Pero la responsabilidad de financiar la acogida de los refugiados es del Estado. Hasta ahora lo ha externalizado hacia una serie de grandes ONG (CEAR, Cruz Roja, ACCEM), que no han escapado a los recortes generales presupuestarios, a pesar de que cubren una serie de servicios protegidos por el derecho internacional. Los presupuestos de acogida comparados con los destinados al rechazo en frontera (vallas, expulsiones, vigilancia policial…) son muy pequeños y son la prueba de la verdadera orientación de la política de asilo del Gobierno de España, que tiene además una de las cifras de rechazo de peticiones más alta de la Unión Europea.

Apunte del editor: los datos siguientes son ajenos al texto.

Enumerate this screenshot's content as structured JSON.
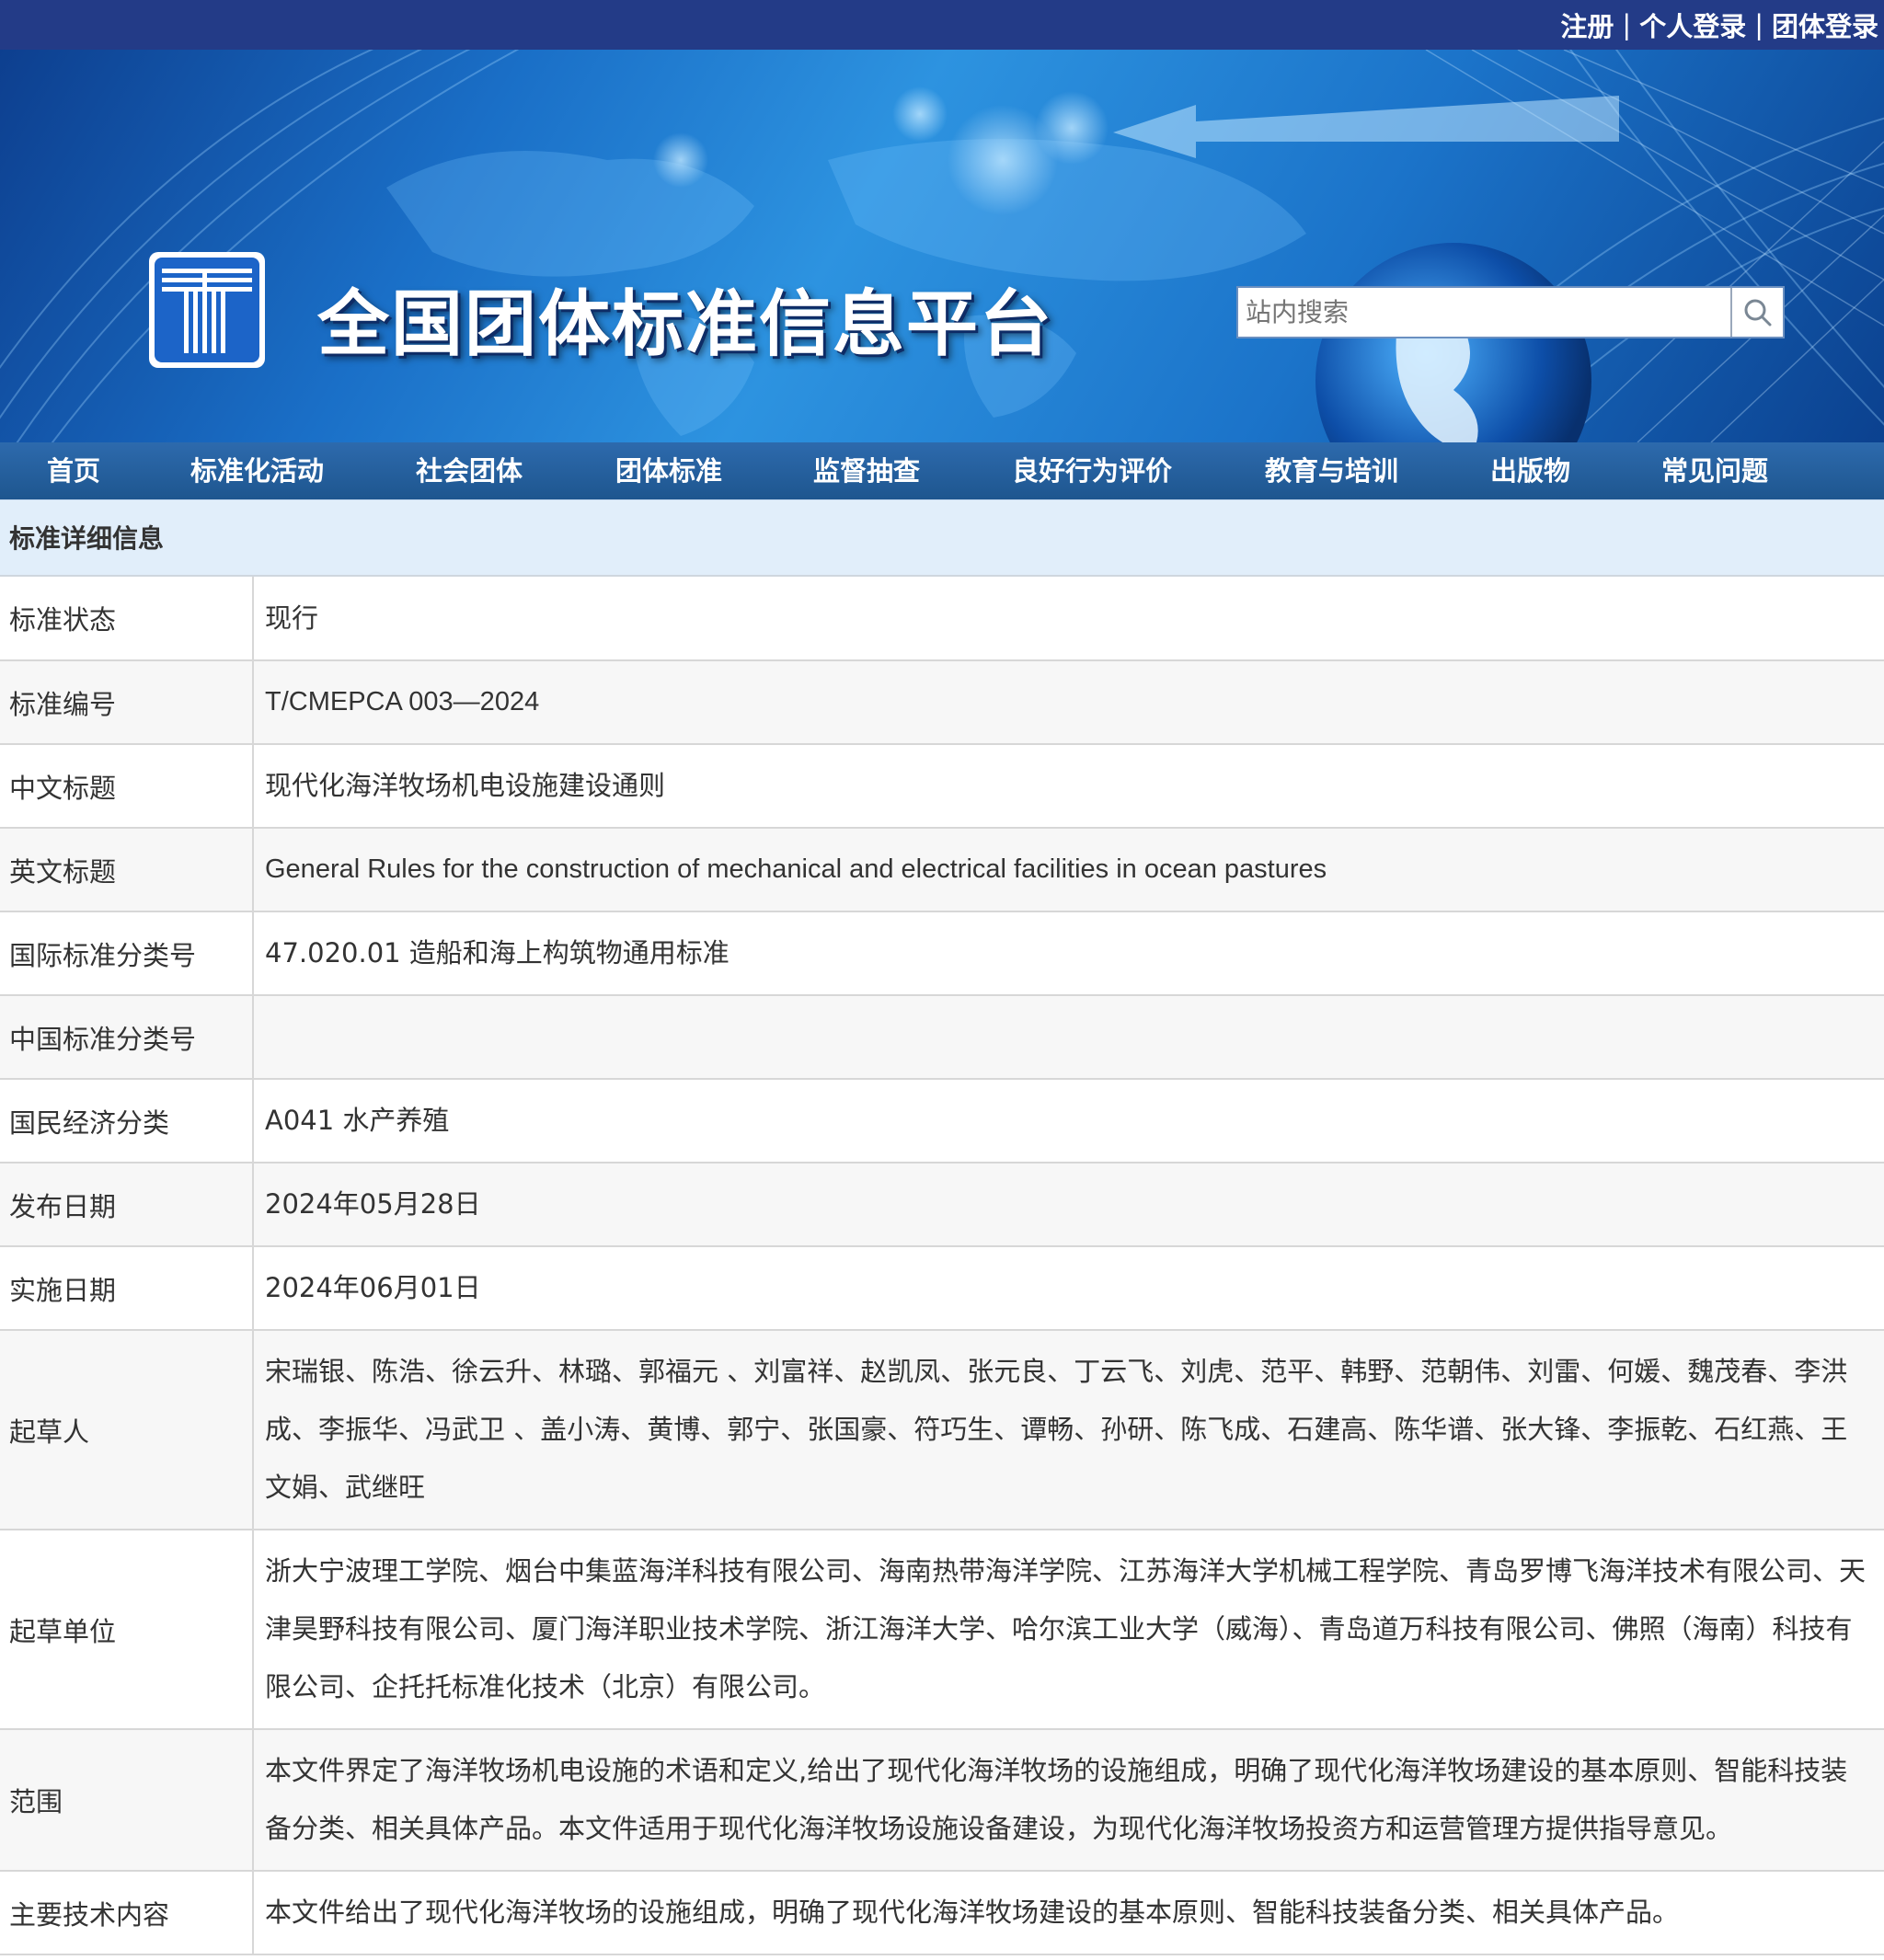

Han tenido que ser los ayuntamientos de las ciudades los que han ofrecido sus servicios sociales para hacer frente a esta emergencia humanitaria. Y lo han hecho apelando a la conciencia democrática de los ciudadanos, a los que llamaban para acoger en sus casas a los refugiados. Esa ola de solidaridad apoyada en los ayuntamientos es la que intenta erosionar el populismo xenófobo haciéndonos creer que los refugiados no son víctimas sino una especie de quinta columna plagada de futuros terroristas islamistas.
Se ha abierto así un debate moral en nuestra sociedad. No sobre las causas profundas de esta emergencia humanitaria sino sobre la complicidad en el sufrimiento de las propias víctimas, cuyo fin último sería vengarse de quienes los acogen solidariamente. La iniquidad de este debate exige un movimiento social que cree las condiciones democráticas para el cumplimiento de las obligaciones humanitarias de España y de los estados miembros de la UE.
No podemos dejar solos a los refugiados frente al terrorismo islamista y al populismo xenófobo.